The Washington, D.C,.-based Environmental Integrity Project, in collaboration with Earthjustice, the Sierra Club, Prairie Rivers Network, and other organizations, obtained and analyzed all groundwater monitoring data that power companies posted on their websites in 2018, reporting that 91 percent of coal plants have unsafe levels of one or more coal ash constituents in groundwater, even after setting aside contamination that may naturally occur or come from other sources.
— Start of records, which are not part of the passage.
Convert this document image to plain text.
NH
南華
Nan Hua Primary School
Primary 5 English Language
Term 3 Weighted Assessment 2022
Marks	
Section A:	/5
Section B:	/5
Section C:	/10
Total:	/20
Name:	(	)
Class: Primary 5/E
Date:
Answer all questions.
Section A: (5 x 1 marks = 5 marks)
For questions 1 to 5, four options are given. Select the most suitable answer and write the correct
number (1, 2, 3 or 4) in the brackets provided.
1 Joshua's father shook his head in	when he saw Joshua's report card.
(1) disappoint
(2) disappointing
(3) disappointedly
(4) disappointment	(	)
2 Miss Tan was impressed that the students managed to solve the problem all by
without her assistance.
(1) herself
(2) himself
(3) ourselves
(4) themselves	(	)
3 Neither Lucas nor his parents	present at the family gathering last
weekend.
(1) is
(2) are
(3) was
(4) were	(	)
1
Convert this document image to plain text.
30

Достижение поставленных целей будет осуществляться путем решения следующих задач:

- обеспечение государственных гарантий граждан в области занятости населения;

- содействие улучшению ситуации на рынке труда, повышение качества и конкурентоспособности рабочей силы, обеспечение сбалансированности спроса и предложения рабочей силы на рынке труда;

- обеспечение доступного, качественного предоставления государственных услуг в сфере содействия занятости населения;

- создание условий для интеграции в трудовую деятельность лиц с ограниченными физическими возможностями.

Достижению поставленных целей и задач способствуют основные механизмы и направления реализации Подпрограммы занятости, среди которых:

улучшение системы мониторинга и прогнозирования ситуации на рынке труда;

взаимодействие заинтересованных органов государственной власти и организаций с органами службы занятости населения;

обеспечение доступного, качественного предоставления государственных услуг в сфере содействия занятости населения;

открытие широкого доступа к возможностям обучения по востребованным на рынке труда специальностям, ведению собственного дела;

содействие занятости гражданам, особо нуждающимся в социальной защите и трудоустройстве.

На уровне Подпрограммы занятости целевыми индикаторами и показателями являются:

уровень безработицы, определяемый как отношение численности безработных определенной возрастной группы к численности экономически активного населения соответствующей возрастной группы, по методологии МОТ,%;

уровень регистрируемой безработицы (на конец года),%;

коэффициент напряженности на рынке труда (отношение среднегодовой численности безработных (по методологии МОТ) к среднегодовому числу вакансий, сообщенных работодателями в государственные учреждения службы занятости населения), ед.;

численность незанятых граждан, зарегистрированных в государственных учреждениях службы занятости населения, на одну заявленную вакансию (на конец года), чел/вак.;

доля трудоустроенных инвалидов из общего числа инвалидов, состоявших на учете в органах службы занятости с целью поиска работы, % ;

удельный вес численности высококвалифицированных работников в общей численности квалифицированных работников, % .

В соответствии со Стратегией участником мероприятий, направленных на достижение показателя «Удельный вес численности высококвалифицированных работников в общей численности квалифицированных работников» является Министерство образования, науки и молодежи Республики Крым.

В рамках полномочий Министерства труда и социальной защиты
Published in 2015, the U.S. Environmental Protection Agency’s Coal Ash Rule established groundwater monitoring requirements for owners or operators of coal ash units, calling for them to make monitoring data publicly available.

The study found that the former Hatfield’s Ferry Power Station in Monongahela Township, Greene County, which FirstEnergy Corp. closed in 2013 and has one Coal Ash Rule-regulated landfill, had excessively high levels of cobalt, boron and sulfate – including 38 times the safe level of cobalt.

Cobalt is associated with blood disease and thyroid damage, according to EPA peer-reviewed toxicity values for cobalt cited by the Environmental Integrity Project.

Ken Dufalla, president of the Harry Enstrom Chapter of the Izaak Walton League, noted the potential for coal dumps to leak fly ash and other pollutants into water system.

FirstEnergy Corp. in April 2017 announced an agreement to sell a portion of property and assets to APV Renaissance Opco, LLC, with a plan to build a 1,000-megawatt clean, natural gas-fueled power generation facility on the site of the former coal pile area at Hatfield’s Ferry.